Former President of Turkey Abdullah Gül on Oct. 14 reflected on the Kurdish issue and said “separatist terrorism” prevented the resolution of it.
Gül spoke at the Abdullah Gül University’s “Centennial of the Republic” reception and said, “If we could have tackled the (Kurdish) problem with great self-confidence and within the framework of democratic and fundamental rights and freedoms, we could have strengthened the belonging and loyalty of all our citizens to the country and prevented the issue from reaching regional dimensions.”
“Unfortunately, separatist terrorism, to which first the Soviets and Russia, and then the American forces, provided logistical support in line with their own regional interests and priorities, created an obstacle to our country's internal peace and economic development,” he argued.
Gül also touched upon the new constitution draft of the government during his speech and said that the proposal should be evaluated with an open mind. Gül thus became the first figure from outside the People’s Alliance to declare support for the draft constitution.
Gül said, “Turkey deserves to enter its new century with a new modern constitution, that carries the democratic state concept in both letter and spirit.”
Gül added that the need for a new constitution is obvious, as the current constitution had “deficits and contradictions” after many revisions.
Former Prime Minister and Foreign Minister from the ruling Justice and Development Party (AKP), Abdullah Gül was the President between 2007 and 2014 prior to Recep Tayyip Erdoğan. Gül was considered as a potential candidate against Erdoğan for the 2018 presidential elections for the main opposition Nation Alliance.
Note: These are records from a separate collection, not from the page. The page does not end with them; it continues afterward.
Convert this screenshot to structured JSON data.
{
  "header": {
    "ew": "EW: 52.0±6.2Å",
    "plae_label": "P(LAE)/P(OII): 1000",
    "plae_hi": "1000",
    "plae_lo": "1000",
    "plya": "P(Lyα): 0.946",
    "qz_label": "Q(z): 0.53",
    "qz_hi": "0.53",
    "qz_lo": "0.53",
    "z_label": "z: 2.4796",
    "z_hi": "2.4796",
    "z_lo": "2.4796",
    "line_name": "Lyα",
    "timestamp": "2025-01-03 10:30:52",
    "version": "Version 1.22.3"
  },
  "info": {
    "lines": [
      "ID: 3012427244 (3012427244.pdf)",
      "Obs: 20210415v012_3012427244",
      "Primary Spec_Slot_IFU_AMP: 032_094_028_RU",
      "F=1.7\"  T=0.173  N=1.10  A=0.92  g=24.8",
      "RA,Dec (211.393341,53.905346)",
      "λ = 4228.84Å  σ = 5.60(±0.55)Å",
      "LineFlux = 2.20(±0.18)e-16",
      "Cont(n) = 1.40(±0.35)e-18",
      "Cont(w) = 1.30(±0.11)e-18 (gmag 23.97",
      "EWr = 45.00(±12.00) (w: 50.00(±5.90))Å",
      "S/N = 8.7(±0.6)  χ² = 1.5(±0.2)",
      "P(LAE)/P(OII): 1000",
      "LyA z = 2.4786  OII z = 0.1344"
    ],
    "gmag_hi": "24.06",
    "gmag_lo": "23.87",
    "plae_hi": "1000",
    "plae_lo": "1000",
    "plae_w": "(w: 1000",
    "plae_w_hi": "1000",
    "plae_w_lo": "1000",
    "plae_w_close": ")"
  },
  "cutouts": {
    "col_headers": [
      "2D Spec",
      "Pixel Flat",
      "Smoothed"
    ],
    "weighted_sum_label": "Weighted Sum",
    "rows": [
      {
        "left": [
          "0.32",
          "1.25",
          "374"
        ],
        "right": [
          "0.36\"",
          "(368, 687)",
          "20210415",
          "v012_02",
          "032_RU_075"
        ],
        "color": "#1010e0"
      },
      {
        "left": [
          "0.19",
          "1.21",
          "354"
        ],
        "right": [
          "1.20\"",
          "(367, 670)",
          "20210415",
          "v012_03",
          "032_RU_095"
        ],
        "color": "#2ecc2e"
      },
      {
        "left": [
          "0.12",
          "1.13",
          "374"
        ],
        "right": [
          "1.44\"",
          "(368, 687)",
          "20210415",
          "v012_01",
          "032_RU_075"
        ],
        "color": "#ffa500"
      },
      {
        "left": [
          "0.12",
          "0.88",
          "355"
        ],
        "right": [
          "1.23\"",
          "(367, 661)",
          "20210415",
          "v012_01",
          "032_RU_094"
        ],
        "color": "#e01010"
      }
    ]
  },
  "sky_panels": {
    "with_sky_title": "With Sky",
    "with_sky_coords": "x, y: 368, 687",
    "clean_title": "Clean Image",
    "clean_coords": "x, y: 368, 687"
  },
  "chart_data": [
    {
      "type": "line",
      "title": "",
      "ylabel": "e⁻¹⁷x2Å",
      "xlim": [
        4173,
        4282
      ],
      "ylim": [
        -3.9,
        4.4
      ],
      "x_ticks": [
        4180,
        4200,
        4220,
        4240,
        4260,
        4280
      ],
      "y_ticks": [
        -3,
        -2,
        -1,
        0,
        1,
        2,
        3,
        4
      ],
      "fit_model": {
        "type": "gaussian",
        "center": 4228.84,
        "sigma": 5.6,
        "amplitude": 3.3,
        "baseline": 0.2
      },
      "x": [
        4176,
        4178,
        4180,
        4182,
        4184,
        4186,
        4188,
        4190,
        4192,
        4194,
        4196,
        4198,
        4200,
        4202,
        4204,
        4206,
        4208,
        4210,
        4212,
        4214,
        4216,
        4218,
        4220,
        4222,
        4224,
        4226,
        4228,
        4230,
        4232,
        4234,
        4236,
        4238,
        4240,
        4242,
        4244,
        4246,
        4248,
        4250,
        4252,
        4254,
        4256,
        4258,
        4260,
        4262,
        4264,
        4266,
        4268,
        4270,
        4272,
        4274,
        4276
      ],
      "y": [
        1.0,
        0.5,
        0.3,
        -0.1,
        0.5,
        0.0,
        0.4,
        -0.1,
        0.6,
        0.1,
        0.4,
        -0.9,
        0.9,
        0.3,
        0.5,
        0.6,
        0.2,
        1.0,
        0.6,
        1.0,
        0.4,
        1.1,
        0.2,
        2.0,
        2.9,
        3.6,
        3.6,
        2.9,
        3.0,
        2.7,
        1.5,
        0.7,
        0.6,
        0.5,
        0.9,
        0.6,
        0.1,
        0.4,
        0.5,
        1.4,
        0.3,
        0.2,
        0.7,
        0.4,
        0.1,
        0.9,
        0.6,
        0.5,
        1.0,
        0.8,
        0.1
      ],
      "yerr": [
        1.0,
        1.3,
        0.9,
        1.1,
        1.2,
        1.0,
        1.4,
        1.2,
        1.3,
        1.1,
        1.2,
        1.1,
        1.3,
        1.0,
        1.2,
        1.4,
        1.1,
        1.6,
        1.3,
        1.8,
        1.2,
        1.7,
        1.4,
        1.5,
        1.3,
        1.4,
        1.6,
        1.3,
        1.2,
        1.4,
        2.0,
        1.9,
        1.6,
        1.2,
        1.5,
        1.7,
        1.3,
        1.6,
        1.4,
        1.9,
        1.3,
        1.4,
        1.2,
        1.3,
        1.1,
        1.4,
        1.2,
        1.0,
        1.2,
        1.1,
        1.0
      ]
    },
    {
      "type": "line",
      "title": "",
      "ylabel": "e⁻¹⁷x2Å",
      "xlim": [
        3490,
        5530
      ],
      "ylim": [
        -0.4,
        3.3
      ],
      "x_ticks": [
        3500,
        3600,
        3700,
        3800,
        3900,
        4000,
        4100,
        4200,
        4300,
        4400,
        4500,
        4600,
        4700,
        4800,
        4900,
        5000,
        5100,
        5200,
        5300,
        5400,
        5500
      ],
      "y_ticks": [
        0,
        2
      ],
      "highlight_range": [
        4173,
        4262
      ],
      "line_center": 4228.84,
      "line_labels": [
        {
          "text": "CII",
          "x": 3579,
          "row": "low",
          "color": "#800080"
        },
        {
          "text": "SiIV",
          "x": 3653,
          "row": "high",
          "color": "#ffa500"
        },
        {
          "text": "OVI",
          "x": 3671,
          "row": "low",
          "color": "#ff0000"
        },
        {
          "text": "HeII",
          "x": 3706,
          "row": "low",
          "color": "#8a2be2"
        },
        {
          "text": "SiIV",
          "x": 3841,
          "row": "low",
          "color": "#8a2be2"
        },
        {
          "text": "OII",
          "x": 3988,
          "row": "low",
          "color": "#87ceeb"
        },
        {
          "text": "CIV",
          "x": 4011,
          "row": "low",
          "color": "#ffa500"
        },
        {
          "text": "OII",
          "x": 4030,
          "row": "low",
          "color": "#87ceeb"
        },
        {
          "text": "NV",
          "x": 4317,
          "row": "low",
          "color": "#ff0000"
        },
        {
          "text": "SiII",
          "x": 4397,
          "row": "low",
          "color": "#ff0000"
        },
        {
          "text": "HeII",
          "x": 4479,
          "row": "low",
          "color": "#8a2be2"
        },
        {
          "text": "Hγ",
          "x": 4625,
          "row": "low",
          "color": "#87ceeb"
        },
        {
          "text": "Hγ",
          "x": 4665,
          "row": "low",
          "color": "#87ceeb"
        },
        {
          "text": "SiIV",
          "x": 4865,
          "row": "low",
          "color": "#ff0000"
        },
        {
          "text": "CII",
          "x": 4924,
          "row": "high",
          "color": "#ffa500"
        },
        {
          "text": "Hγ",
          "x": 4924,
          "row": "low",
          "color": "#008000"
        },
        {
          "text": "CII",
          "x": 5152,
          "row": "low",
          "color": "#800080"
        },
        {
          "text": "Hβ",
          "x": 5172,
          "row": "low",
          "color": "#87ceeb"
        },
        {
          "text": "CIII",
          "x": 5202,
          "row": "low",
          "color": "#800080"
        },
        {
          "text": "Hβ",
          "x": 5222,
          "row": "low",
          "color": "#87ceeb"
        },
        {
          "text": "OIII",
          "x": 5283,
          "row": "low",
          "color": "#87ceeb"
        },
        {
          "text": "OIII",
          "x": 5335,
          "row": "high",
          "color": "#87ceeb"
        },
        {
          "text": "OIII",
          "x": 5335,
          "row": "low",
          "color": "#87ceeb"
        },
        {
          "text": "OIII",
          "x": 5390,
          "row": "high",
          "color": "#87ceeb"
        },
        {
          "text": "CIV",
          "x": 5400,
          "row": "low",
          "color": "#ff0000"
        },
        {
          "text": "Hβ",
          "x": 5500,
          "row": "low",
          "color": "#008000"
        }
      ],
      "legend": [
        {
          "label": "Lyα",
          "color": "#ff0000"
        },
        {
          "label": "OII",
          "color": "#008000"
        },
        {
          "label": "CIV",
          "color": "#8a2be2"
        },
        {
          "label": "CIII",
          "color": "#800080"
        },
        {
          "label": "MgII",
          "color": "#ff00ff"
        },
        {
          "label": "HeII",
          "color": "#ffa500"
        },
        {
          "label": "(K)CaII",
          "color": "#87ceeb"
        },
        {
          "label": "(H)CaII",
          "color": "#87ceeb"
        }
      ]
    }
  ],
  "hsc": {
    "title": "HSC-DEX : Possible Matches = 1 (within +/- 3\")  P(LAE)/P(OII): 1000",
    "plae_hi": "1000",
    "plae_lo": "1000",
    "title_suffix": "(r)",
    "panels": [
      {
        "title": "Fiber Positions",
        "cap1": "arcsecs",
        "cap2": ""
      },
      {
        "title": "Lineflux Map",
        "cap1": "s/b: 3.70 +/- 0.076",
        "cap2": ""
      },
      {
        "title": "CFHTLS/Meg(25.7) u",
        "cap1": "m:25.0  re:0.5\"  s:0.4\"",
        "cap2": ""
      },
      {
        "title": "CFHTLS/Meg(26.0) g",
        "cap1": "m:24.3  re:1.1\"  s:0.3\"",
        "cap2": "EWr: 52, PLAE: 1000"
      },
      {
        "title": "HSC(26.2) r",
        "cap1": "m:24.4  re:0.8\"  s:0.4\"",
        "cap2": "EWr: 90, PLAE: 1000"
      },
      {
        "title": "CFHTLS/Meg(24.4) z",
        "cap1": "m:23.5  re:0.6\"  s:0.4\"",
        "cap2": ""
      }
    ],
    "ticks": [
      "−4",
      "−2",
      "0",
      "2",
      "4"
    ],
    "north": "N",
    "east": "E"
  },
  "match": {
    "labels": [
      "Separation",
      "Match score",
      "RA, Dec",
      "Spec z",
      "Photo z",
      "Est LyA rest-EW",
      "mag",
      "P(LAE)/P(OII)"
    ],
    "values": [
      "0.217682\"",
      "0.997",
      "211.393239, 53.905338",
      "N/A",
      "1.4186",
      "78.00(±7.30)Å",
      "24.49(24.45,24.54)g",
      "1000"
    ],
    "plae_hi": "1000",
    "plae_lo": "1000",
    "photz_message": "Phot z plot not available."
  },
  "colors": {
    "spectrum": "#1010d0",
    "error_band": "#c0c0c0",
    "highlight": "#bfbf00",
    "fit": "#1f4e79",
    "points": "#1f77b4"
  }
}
Between 2013 and 2015, the Turkish government and the Kurdistan Workers’ Party (PKK) maintained a fragile ceasefire in a move to resolve the Kurdish issue. Through the peace process, government and intelligence officials would meet with jailed PKK leader Abdullah Öcalan on the İmralı Island, with Peoples’ Democratic Party (HDP) lawmakers acting as mediators and go-betweens, conveying messages to the PKK’s military leadership in Qandil Mountains. However, after two years, the peace process fell apart and the conflict resumed.